Location: Munich, Germany
CEPRES is headquartered in Munich, with staff in New
York, Denver, Chicago, London, Heidelberg, and Singapore. Our team is
incredibly diverse with over 20 nationalities in 6 different locations
globally.
As a Data Engineer at CEPRES, you will work closely with the
Principal and Senior Data Engineers to build and maintain data pipelines and
infrastructure. Alongside core data engineering responsibilities, you'll play a
key role in evaluating and annotating AI-generated outputs related to ETL
workflows and data engineering systems, helping ensure the accuracy,
reliability, and scalability of our data solutions. You'll also collaborate
with software engineering teams to help integrate the data layer with other
platform components.
What You'll Do
- Develop,
optimize, and maintain data pipelines using SQL and Python.
- Build
and evaluate AI-generated responses related to ETL/ELT workflows and data
engineering systems.
- Assess
AI outputs for data accuracy, pipeline reliability, scalability, and
workflow efficiency.
- Assist
in designing and implementing data systems and pipelines under the
guidance of senior engineers.
- Maintain
and optimize existing data structures, ensuring integration with software
applications.
- Document
data processes and adhere to data governance standards.
- Support
the data engineering backlog and contribute to best-practice
implementation across projects.
- Participate
in technical discussions and contribute ideas to improve our data
architecture.
- Collaborate
with software engineering teams and the Product team to ensure data
solutions meet application needs.
Requirements
Must-Have Experience
- Background
in Data Engineering, Computer Science, Information Systems, or related
fields.
- 2–4
years of experience in Data Engineering (mid-level).
- Hands-on
experience building data pipelines and performing data transformations in
Python and Pyspark.
- Strong
understanding of ETL/ELT processes, database systems, and data pipeline
architecture.
- Solid
knowledge of SQL (including writing efficient, optimized queries).
- Understanding
data warehousing, workflow automation, and large-scale data processing
systems.
- Familiarity
with version control (e.g., Git) and CI/CD concepts.
- Ability
to work collaboratively with engineering teams and fast-paced environment.
- Good
communication and collaboration skills.
- Exposure
to a major cloud platform (AWS, Azure, or GCP).
- Strong
analytical, troubleshooting, and problem-solving skills with attention to
detail.
Nice-to-Have
- Experience
with Databricks.
- Experience
with Snowflake.
- Exposure
to AWS Services (Redshift, S3, Glue, Lambda).
- Familiarity
with data visualization tools (Power BI).
- Experience
with Docker, Jenkins, Octopus, or NoSQL databases.
- Experience
with Azure DevOps / Azure Repo.
Our Tech Stack
- Databricks
- Snowflake
- SQL
Server
- AWS
(Redshift, S3, Glue, Lambda)
- Azure
DevOps
- Azure
Repo
- Power
BI
- Docker
- Jenkins
- Octopus
Benefits
- Career Path in Private
Equity Step
into one of the most in-demand and exciting industries in finance today. With
us, you'll experience unparalleled opportunities for career growth and
promotions, receive regular feedback, and benefit from mentorship provided by
an international team of passionate experts. Be part of a unique growth story
and take on an exciting, challenging role in a dynamic global environment.
- Culture That Drives
Success We
are powered by core values that foster an entrepreneurial spirit, drive
results, and empower ownership. At our company, collaboration and mutual
support is at the heart of everything we do. Transparency in company goals
ensures you’re always part of the bigger picture.
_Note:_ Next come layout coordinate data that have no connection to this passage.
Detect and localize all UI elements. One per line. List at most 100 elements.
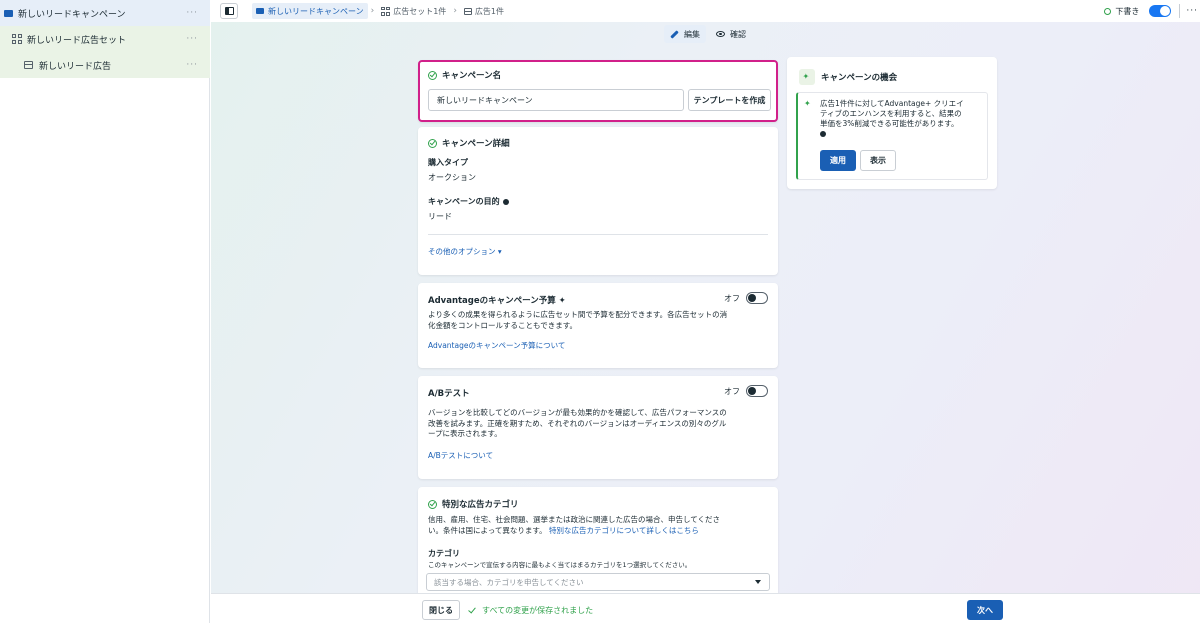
sidebar-panel-icon <box>224 7 234 15</box>
description-line: い。条件は国によって異なります。 特別な広告カテゴリについて詳しくはこちら <box>428 526 773 537</box>
top-bar: 新しいリードキャンペーン › 広告セット1件 › 広告1件 下書き ··· <box>211 0 1200 22</box>
sparkle-icon <box>803 72 812 82</box>
more-options-icon[interactable]: ··· <box>186 60 198 70</box>
card-title: A/Bテスト <box>428 389 470 399</box>
switch-label: オフ <box>724 293 740 303</box>
category-help-text: このキャンペーンで宣伝する内容に最もよく当てはまるカテゴリを1つ選択してください… <box>428 561 692 569</box>
objective-value: リード <box>428 212 452 221</box>
caret-down-icon <box>755 580 761 584</box>
select-placeholder: 該当する場合、カテゴリを申告してください <box>434 577 584 587</box>
eye-icon <box>716 31 725 37</box>
breadcrumb-label: 新しいリードキャンペーン <box>268 6 364 16</box>
draft-status-icon <box>1104 7 1112 15</box>
advantage-budget-toggle[interactable] <box>746 292 768 304</box>
ab-test-link[interactable]: A/Bテストについて <box>428 450 493 461</box>
card-title: 特別な広告カテゴリ <box>428 498 519 510</box>
campaign-opportunity-card: キャンペーンの機会 広告1件件に対してAdvantage+ クリエイ ティブのエ… <box>787 57 997 189</box>
info-row <box>820 129 986 139</box>
card-title: キャンペーン名 <box>428 69 501 81</box>
objective-label-row: キャンペーンの目的 <box>428 196 509 207</box>
description-line: 化金額をコントロールすることもできます。 <box>428 320 577 330</box>
show-button[interactable]: 表示 <box>860 150 896 171</box>
check-circle-icon <box>428 138 437 148</box>
buying-type-value: オークション <box>428 173 476 182</box>
opportunity-recommendation: 広告1件件に対してAdvantage+ クリエイ ティブのエンハンスを利用すると… <box>796 92 988 180</box>
draft-status-label: 下書き <box>1115 6 1140 16</box>
folder-icon <box>256 8 264 14</box>
breadcrumb-label: 広告1件 <box>474 6 505 16</box>
buying-type-label: 購入タイプ <box>428 158 468 167</box>
panel-toggle-button[interactable] <box>220 3 238 19</box>
sidebar-item-label: 新しいリード広告セット <box>27 35 127 46</box>
ab-test-toggle[interactable] <box>746 385 768 397</box>
campaign-name-input[interactable]: 新しいリードキャンペーン <box>428 89 684 111</box>
info-icon[interactable] <box>820 131 826 137</box>
breadcrumb-ad[interactable]: 広告1件 <box>460 3 508 19</box>
campaign-details-card: キャンペーン詳細 購入タイプ オークション キャンペーンの目的 リード その他の… <box>418 127 778 275</box>
tab-label: 編集 <box>684 29 700 39</box>
breadcrumb-campaign[interactable]: 新しいリードキャンペーン <box>252 3 368 19</box>
info-icon[interactable] <box>502 198 509 205</box>
card-title: キャンペーン詳細 <box>428 137 510 149</box>
tab-review[interactable]: 確認 <box>710 25 752 43</box>
folder-icon <box>4 9 13 17</box>
breadcrumb-adset[interactable]: 広告セット1件 <box>377 3 450 19</box>
card-title: キャンペーンの機会 <box>799 69 897 85</box>
objective-label: キャンペーンの目的 <box>428 197 500 206</box>
publish-toggle[interactable] <box>1149 5 1172 17</box>
save-status: すべての変更が保存されました <box>468 600 594 620</box>
breadcrumb-label: 広告セット1件 <box>393 6 447 16</box>
next-button[interactable]: 次へ <box>967 600 1003 620</box>
save-status-text: すべての変更が保存されました <box>482 605 594 615</box>
card-title-text: 特別な広告カテゴリ <box>442 500 519 510</box>
sidebar-item-label: 新しいリードキャンペーン <box>18 9 126 20</box>
sidebar-item-adset[interactable]: 新しいリード広告セット ··· <box>0 26 210 52</box>
category-label: カテゴリ <box>428 549 460 558</box>
more-options-icon[interactable]: ··· <box>186 34 198 44</box>
description-line: より多くの成果を得られるように広告セット間で予算を配分できます。各広告セットの消 <box>428 310 728 319</box>
opportunity-line: 単価を3%削減できる可能性があります。 <box>820 119 959 128</box>
sidebar-item-campaign[interactable]: 新しいリードキャンペーン ··· <box>0 0 210 26</box>
special-ad-category-card: 特別な広告カテゴリ 信用、雇用、住宅、社会問題、選挙または政治に関連した広告の場… <box>418 487 778 597</box>
opportunity-text: 広告1件件に対してAdvantage+ クリエイ ティブのエンハンスを利用すると… <box>820 99 986 139</box>
description-line: バージョンを比較してどのバージョンが最も効果的かを確認して、広告パフォーマンスの <box>428 408 727 417</box>
description-line: 改善を試みます。正確を期すため、それぞれのバージョンはオーディエンスの別々のグル <box>428 418 727 428</box>
more-options-icon[interactable]: ··· <box>1186 6 1198 16</box>
opportunity-icon-badge <box>799 69 815 85</box>
more-options-icon[interactable]: ··· <box>186 8 198 18</box>
ab-switch-row: オフ <box>724 385 768 397</box>
create-template-button[interactable]: テンプレートを作成 <box>688 89 771 111</box>
special-category-link[interactable]: 特別な広告カテゴリについて詳しくはこちら <box>549 526 699 535</box>
description-text: い。条件は国によって異なります。 <box>428 525 547 535</box>
budget-description: より多くの成果を得られるように広告セット間で予算を配分できます。各広告セットの消… <box>428 310 773 331</box>
advantage-budget-link[interactable]: Advantageのキャンペーン予算について <box>428 340 565 351</box>
budget-switch-row: オフ <box>724 292 768 304</box>
ab-test-card: A/Bテスト オフ バージョンを比較してどのバージョンが最も効果的かを確認して、… <box>418 376 778 479</box>
category-select[interactable]: 該当する場合、カテゴリを申告してください <box>426 573 770 591</box>
opportunity-line: 広告1件件に対してAdvantage+ クリエイ <box>820 99 964 108</box>
description-line: 信用、雇用、住宅、社会問題、選挙または政治に関連した広告の場合、申告してくださ <box>428 515 721 524</box>
sparkle-icon <box>804 99 813 109</box>
main-editor: 新しいリードキャンペーン › 広告セット1件 › 広告1件 下書き ··· 編集 <box>211 0 1200 623</box>
mode-switcher: 編集 確認 <box>664 24 752 44</box>
more-options-link[interactable]: その他のオプション ▾ <box>428 246 502 257</box>
apply-button[interactable]: 適用 <box>820 150 856 171</box>
special-description: 信用、雇用、住宅、社会問題、選挙または政治に関連した広告の場合、申告してくださ … <box>428 515 773 536</box>
campaign-tree-sidebar: 新しいリードキャンペーン ··· 新しいリード広告セット ··· 新しいリード広… <box>0 0 210 623</box>
close-button[interactable]: 閉じる <box>422 600 460 620</box>
opportunity-line: ティブのエンハンスを利用すると、結果の <box>820 109 962 118</box>
ad-icon <box>24 61 33 69</box>
tab-edit[interactable]: 編集 <box>664 25 706 43</box>
grid-icon <box>12 34 22 44</box>
check-icon <box>468 605 476 613</box>
check-circle-icon <box>428 499 437 509</box>
advantage-budget-card: Advantageのキャンペーン予算 ✦ オフ より多くの成果を得られるように広… <box>418 283 778 368</box>
check-circle-icon <box>428 70 437 80</box>
sidebar-item-label: 新しいリード広告 <box>39 61 112 72</box>
grid-icon <box>381 6 390 16</box>
description-line: ープに表示されます。 <box>428 429 502 438</box>
pencil-icon <box>670 29 679 39</box>
sidebar-item-ad[interactable]: 新しいリード広告 ··· <box>0 52 210 78</box>
chevron-right-icon: › <box>453 6 457 16</box>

- Commitment to Our People We care deeply about
our team, offering outstanding benefits and opportunities to thrive in a
diverse, inclusive, and international workplace.
- Compensation of attractive package
that reflects your skills, contributions, and growth potential.
Skills Required
- Degree or background in Data Engineering, Computer Science, Information Systems, or related field.
- 2-4 years of hands-on Data Engineering experience (mid-level).
- Hands-on experience building data pipelines and performing data transformations in Python and PySpark.
- Strong SQL skills, including writing efficient, optimized queries.
- Strong understanding of ETL/ELT processes, database systems, and pipeline architecture.
- Experience with version control (Git) and CI/CD concepts.
- Exposure to a major cloud platform (AWS, Azure, or GCP).
- Ability to work collaboratively in fast-paced engineering teams; good communication and problem-solving skills.
- Understanding of data warehousing, workflow automation, and large-scale data processing systems.
- Experience with documentation and adherence to data governance standards.
- Experience with Databricks.
- Experience with Snowflake.
- Exposure to AWS services (Redshift, S3, Glue, Lambda).
- Familiarity with Power BI (data visualization).
- Experience with Docker, Jenkins, Octopus, or NoSQL databases.
- Experience with Azure DevOps / Azure Repo.
What We Do
CEPRES is a leading platform for private market data and analytics, driving digital transformation for private market investment teams by providing real-time and predictive analytics.